Estudantes transformam paixão pela noite em negócio

Carolina Bastos - Do Portal

06/05/2011

 Andre Roizman

Três flamenguistas, solteiros, universitários, apaixonados pela noite carioca. Seriam mais três típicos jovens se não convertessem a paixão pelo agito noturno em negócios, bons negócios. Inspirada pelo sucesso do empresário Ricardo Amaral, o “rei da noite carioca”, a nova geração de produtores de festas da cidade circula nos corredores da PUC. Andre Carvalho, Caio Dinsmore e Ricardo Correia organizam algumas das festas e shows universitários mais badalados da cidade. Para disseminá-los, contam, diferentemente das gerações anteriores de promotores, com a força das redes sociais. "O público era menor, mais exclusivo" lembra Ricardo Amaral. Quando iniciou a carreira, nos anos 1950, ele divulgava as festas nas colunas sociais, no boca a boca e com milhares de filipetas. "Pois é, ele tinha as colunas sociais, eu tenho o Facebook. As mídias sociais mudaram tudo", compara Caio.

Ou quase tudo. Alguns atributos, como a determinação e a seriedade, se perpetuam desde que Amaral, aos 13 anos, criou um clube de festas com 500 sócios no colégio Mackenzie, em São Paulo. Aos 17, driblou a legislação e organizou as primeiras festas, só com artistas, em boates no estado do Rio. Para o prodígio Amaral, a persistência na produção de eventos fez a diferença. Foi decisivo para tranformá-lo em ícone do gênero. Os “aprendizes” Andre e Caio contam que estão lendo “Voudeville”, a autobiografia de Amaral e procuram seguir alguns passos do ídolo. Para Andre, conhecer as pessoas certas e não ter medo de arriscar são fatores essenciais. Caio destaca a importância do "bom relacionamento" com os clientes. Mas os estudantes reforçam que o contexto mudou, especialmente pela popularização das redes sociais:

– Criando uma página da minha festa no Facebook, eu consigo chamar quem eu quiser (que esteja na rede social), assim, consigo controlar o perfil dos meus convidados e divulgar todas as informações do evento – explica Caio.

Andre afirma que a qualidade das boates e glamour eram suficientes para atrair o público. Hoje, segundo ele, os jovens querem "algo a mais":

– Percebo que os jovens andam um pouco cansados de boates. Têm preferido festas em casas ou mansões diferenciadas. Emboram também valorizem muito a qualidade da música, querem algo diferente, uma brincadeira, um jogo. No carnaval, por exemplo, organizei um baile de máscaras. Fez sucesso.
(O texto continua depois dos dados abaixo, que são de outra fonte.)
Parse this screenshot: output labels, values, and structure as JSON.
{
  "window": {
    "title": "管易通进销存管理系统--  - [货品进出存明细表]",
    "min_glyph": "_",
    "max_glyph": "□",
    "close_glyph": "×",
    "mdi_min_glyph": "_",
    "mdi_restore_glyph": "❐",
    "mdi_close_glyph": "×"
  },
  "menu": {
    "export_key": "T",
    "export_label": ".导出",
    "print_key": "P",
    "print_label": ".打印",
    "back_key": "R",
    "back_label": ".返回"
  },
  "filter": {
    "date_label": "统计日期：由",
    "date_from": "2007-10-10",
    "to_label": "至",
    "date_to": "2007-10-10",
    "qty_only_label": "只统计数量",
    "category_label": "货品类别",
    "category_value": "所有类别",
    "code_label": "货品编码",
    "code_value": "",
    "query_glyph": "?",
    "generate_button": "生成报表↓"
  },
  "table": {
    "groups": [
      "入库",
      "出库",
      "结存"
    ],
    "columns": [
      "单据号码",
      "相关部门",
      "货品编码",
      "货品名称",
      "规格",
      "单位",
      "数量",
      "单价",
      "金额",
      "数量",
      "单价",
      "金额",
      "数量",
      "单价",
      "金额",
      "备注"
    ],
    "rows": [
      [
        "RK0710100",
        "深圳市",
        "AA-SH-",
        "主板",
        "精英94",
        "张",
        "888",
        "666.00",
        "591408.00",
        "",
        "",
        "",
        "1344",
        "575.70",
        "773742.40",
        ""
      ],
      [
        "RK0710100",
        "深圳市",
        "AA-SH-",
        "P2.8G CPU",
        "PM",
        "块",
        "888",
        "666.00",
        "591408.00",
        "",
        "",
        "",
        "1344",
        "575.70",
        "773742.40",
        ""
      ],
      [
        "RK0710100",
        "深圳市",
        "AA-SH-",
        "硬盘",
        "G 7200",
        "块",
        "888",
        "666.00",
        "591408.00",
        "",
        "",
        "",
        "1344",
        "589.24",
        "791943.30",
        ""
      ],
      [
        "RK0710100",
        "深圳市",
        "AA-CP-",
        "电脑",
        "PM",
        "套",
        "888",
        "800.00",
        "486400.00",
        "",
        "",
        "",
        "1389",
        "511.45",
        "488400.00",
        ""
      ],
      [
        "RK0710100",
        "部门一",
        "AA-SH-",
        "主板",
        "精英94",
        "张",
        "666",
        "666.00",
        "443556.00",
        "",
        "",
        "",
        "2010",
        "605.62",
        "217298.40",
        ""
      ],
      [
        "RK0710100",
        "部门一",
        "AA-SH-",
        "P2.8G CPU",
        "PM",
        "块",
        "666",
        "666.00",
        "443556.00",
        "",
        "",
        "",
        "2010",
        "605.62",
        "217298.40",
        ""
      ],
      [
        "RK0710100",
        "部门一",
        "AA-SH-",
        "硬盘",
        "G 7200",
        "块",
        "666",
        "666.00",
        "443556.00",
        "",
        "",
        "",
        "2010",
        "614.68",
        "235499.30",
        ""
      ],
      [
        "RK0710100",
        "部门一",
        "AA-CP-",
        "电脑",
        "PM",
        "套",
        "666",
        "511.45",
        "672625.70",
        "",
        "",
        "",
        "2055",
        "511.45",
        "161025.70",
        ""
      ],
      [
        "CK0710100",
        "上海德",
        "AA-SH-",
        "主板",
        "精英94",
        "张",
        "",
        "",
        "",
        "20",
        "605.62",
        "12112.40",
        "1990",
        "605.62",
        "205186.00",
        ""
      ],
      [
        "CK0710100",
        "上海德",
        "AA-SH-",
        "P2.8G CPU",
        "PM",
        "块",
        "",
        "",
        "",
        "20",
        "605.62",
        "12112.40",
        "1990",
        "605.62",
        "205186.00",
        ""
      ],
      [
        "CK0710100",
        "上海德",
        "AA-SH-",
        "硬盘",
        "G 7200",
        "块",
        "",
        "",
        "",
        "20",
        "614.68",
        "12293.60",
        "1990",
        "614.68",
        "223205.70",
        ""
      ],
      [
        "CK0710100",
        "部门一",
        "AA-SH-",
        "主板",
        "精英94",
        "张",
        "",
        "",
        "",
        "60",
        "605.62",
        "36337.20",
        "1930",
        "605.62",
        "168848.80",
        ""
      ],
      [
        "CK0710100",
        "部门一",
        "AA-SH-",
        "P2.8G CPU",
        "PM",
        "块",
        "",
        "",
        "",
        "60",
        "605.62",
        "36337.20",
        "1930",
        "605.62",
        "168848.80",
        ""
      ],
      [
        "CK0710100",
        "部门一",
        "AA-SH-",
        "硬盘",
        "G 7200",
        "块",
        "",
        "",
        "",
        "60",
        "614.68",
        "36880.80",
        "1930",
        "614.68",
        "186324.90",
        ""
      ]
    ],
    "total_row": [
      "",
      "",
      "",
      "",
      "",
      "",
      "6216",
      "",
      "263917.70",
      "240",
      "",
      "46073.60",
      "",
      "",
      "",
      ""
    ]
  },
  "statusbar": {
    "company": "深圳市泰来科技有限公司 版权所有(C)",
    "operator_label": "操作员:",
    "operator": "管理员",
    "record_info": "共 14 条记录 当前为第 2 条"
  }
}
Para Amaral, a noite carioca perdeu a "sua pluralidade nas relações sociais". Ele avalia que, por conta da "alta música eletrônica e da pouca luz" nas boates, o conceito de noite mudou, atraindo basicamente os jovens:

– Ninguém sai mais para conversar. A boemia perdeu seu espaço. Se esses jovens procurarem pelo diferencial, vão atrair um público diversificado.

O empresário considera a produção de eventos "divertida". Mas lembra, apesar da aproximação com o lúdico, esse ofício só dá certo se a "pessoa for altamente profissional".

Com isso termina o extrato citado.